In diesem Raum gibt es keine Displays, Screens und Animationen, sondern Garnspulen, Schneidezangen, Papier und Werkzeug. Der Raum funktioniert generationenübergreifend. Jung und Alt gehen gleichermaßen neugierig an die Stationen heran. Und weil es nicht überall Erklärtafeln gibt, kommt man schnell ins Gespräch darüber, wie hier was funktioniert und gedacht ist.
Tipps per Kugelbahn
Das Herzstück dieser Mitmach-Ausstellung ist ein Kugelkartograf. Kugel was? Eine schwere Holzkugel donnert rasselnd über ein Stahlgerüst einer handgeschmiedeten Kugelbahn, welche bis zu Decke des Raumes ragt. Mit einer Kurbel hat Karoline Krause aus Magdeburg ihre Kugel nach oben auf eine Rampe bugsiert. Gespannt verfolgt sie nun die Reise der Kugel, in deren Inneren ein gefalteter Zettel steckt. Auf ihrer ganz persönlichen Landkarte hat Krause zuvor den Weg zu einem ihrer Lieblingsorte auf der Welt beschrieben.

„Das kann die beste Eisdiele in Neapel sein, oder eine idyllische Bank am Spreeufer“, erklärt Constanze Schröder. Ist eine Kugel oben angekommen, stößt sie mit einem dunklen Plopp andere an. Schließlich fällt eine Kugel, die die schon am längsten in der Bahn liegt, herunter und man kann die Karte darin herausnehmen: der Geheimtipp eines oder einer anderen als einzigartiges Berlin-Souvenir. Da sind Tipps in chinesischen Schriftzeichen verborgen, oder Orte, die in keinem „Lonely Planet“-Reiseführer stehen.
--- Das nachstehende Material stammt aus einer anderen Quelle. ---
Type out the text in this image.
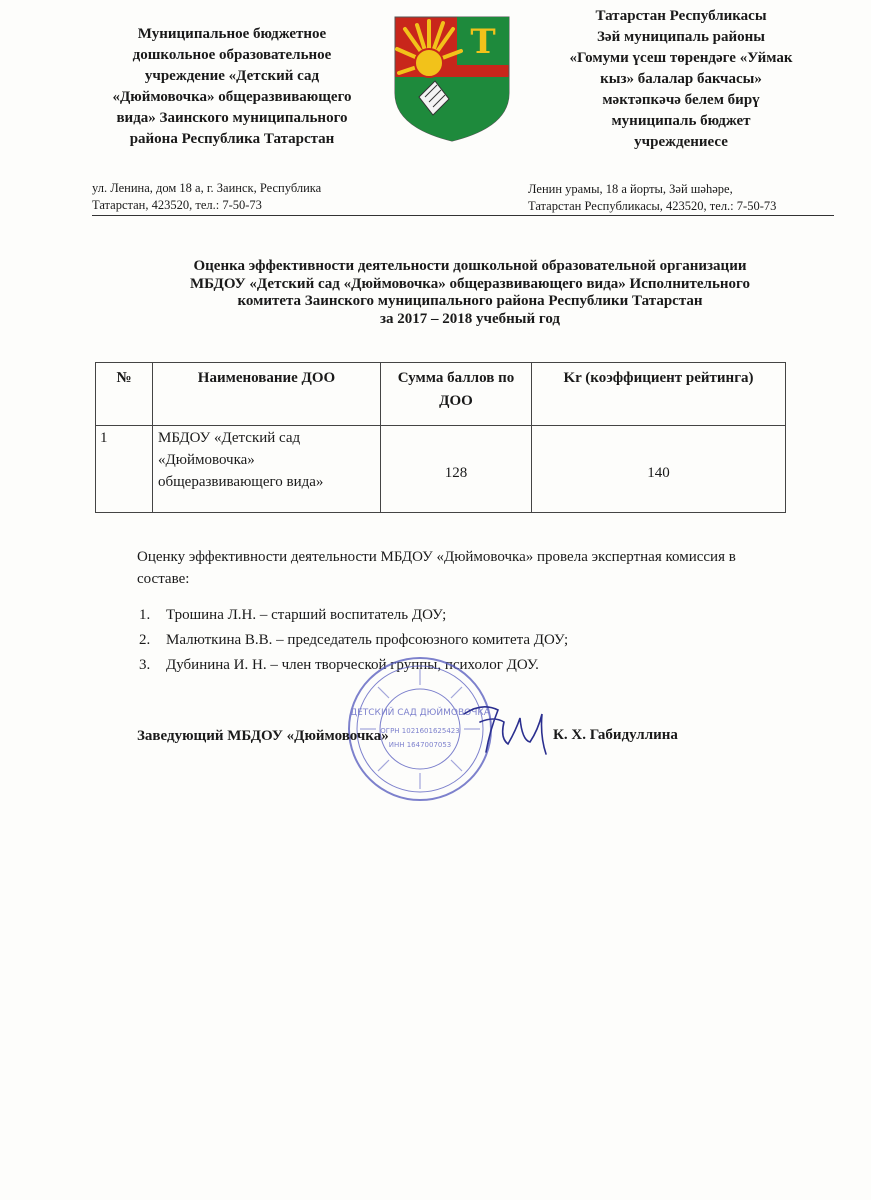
Муниципальное бюджетное
дошкольное образовательное
учреждение «Детский сад
«Дюймовочка» общеразвивающего
вида» Заинского муниципального
района Республика Татарстан
Т
Татарстан Республикасы
Зәй муниципаль районы
«Гомуми үсеш төрендәге «Уймак
кыз» балалар бакчасы»
мәктәпкәчә белем бирү
муниципаль бюджет
учреждениесе
ул. Ленина, дом 18 а, г. Заинск, Республика
Татарстан, 423520, тел.: 7-50-73
Ленин урамы, 18 а йорты, Зәй шәһәре,
Татарстан Республикасы, 423520, тел.: 7-50-73
Оценка эффективности деятельности дошкольной образовательной организации
МБДОУ «Детский сад «Дюймовочка» общеразвивающего вида» Исполнительного
комитета Заинского муниципального района Республики Татарстан
за 2017 – 2018 учебный год
№	Наименование ДОО	Сумма баллов по ДОО	Kr (коэффициент рейтинга)
1	МБДОУ «Детский сад «Дюймовочка» общеразвивающего вида»	128	140
Оценку эффективности деятельности МБДОУ «Дюймовочка» провела экспертная комиссия в составе:
1. Трошина Л.Н. – старший воспитатель ДОУ;
2. Малюткина В.В. – председатель профсоюзного комитета ДОУ;
3. Дубинина И. Н. – член творческой группы, психолог ДОУ.
ДЕТСКИЙ САД ДЮЙМОВОЧКА
ОГРН 1021601625423
ИНН 1647007053
Заведующий МБДОУ «Дюймовочка»	К. Х. Габидуллина
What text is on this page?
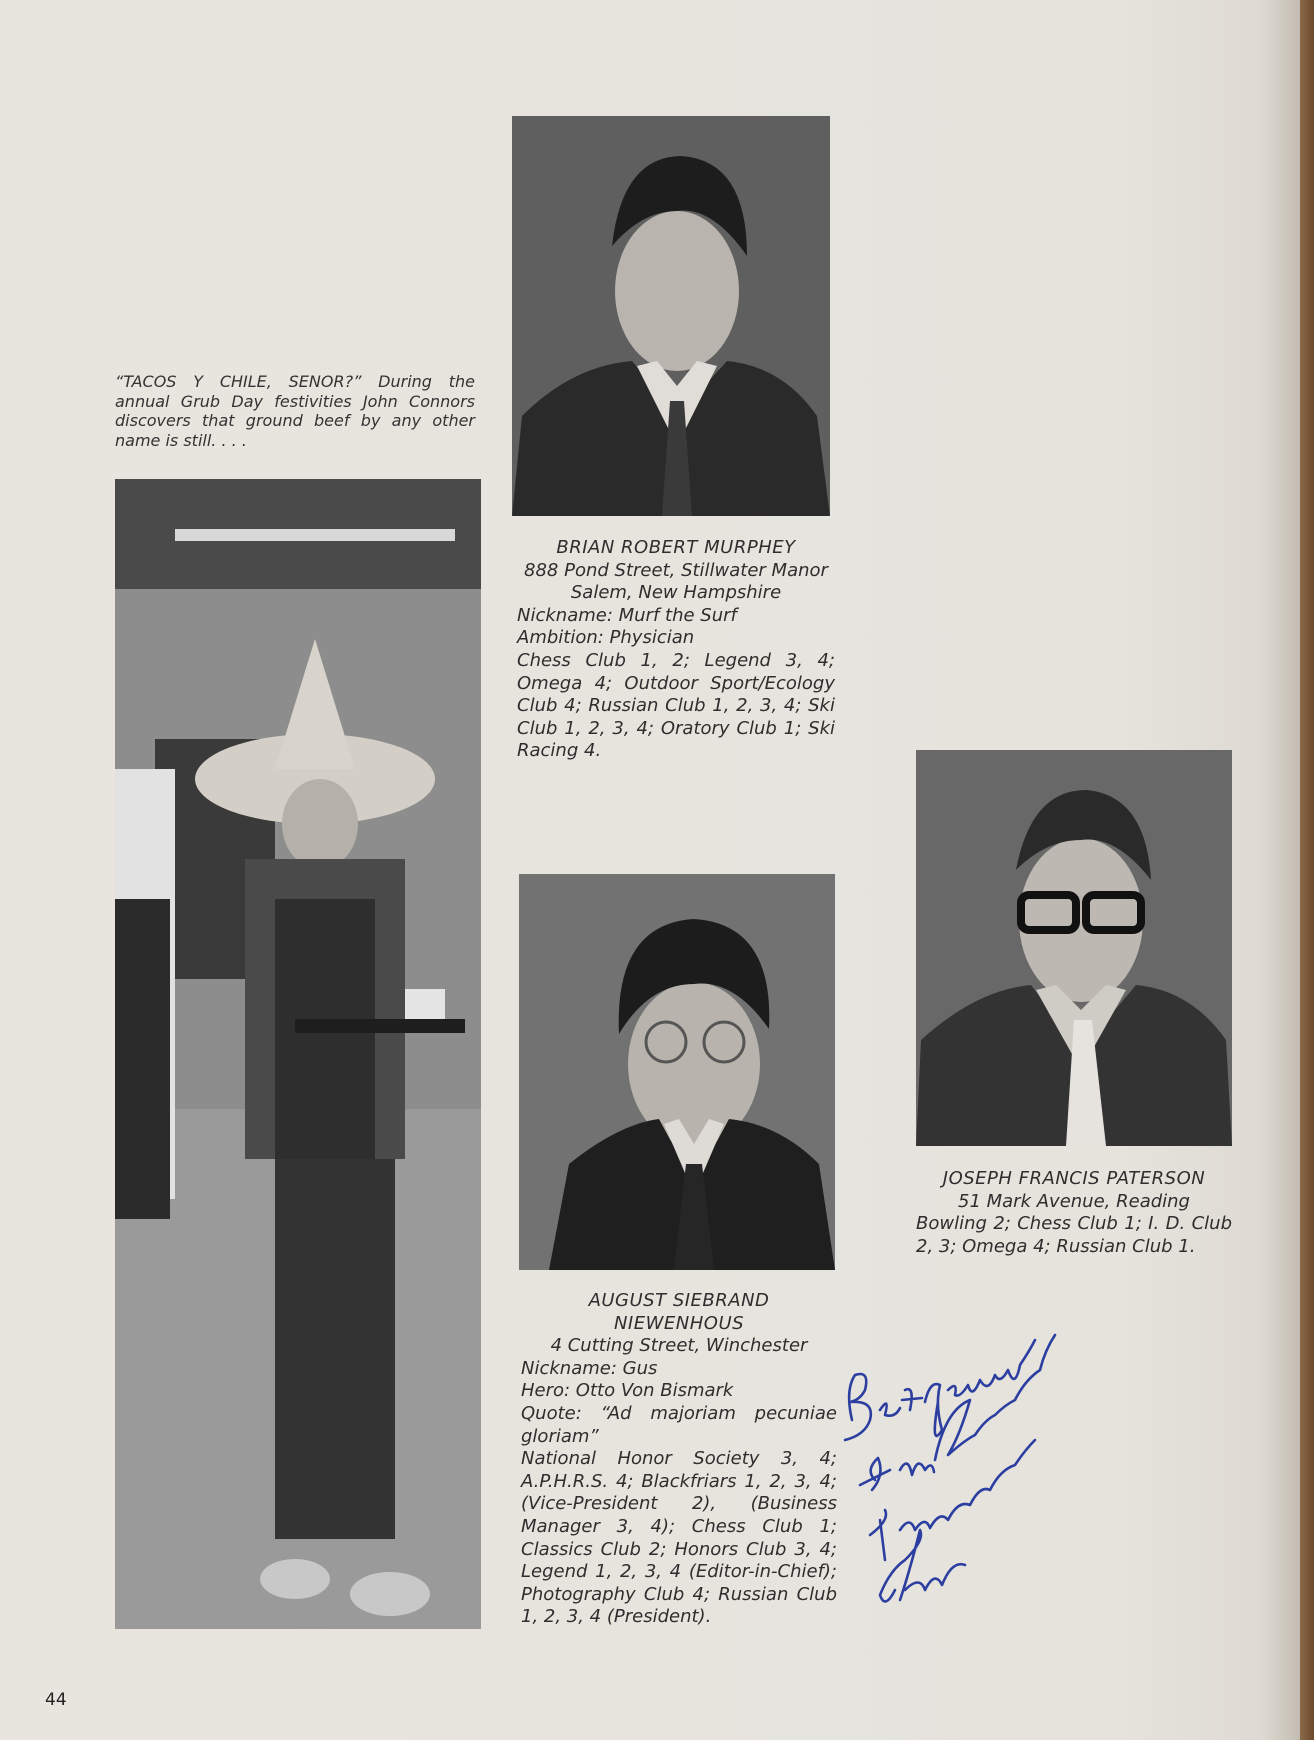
“TACOS Y CHILE, SENOR?” During the annual Grub Day festivities John Connors discovers that ground beef by any other name is still. . . .
BRIAN ROBERT MURPHEY
888 Pond Street, Stillwater Manor
Salem, New Hampshire
Nickname: Murf the Surf
Ambition: Physician
Chess Club 1, 2; Legend 3, 4; Omega 4; Outdoor Sport/Ecology Club 4; Russian Club 1, 2, 3, 4; Ski Club 1, 2, 3, 4; Oratory Club 1; Ski Racing 4.
JOSEPH FRANCIS PATERSON
51 Mark Avenue, Reading
Bowling 2; Chess Club 1; I. D. Club 2, 3; Omega 4; Russian Club 1.
AUGUST SIEBRAND
NIEWENHOUS
4 Cutting Street, Winchester
Nickname: Gus
Hero: Otto Von Bismark
Quote: “Ad majoriam pecuniae gloriam”
National Honor Society 3, 4; A.P.H.R.S. 4; Blackfriars 1, 2, 3, 4; (Vice-President 2), (Business Manager 3, 4); Chess Club 1; Classics Club 2; Honors Club 3, 4; Legend 1, 2, 3, 4 (Editor-in-Chief); Photography Club 4; Russian Club 1, 2, 3, 4 (President).
44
Dem Schicksal wird hier die Möglichkeit geboten, täglich kleine Wunder zu präsentieren: Ein schöneres Berlin-Souvenir ist wohl nirgendwo anders zu bekommen. Auf Karoline Krauses Karte etwa hat ein vierjähriger Theodor einen weisen Rat gegeben: „Liebe Deine Familie“, steht auf der Karte.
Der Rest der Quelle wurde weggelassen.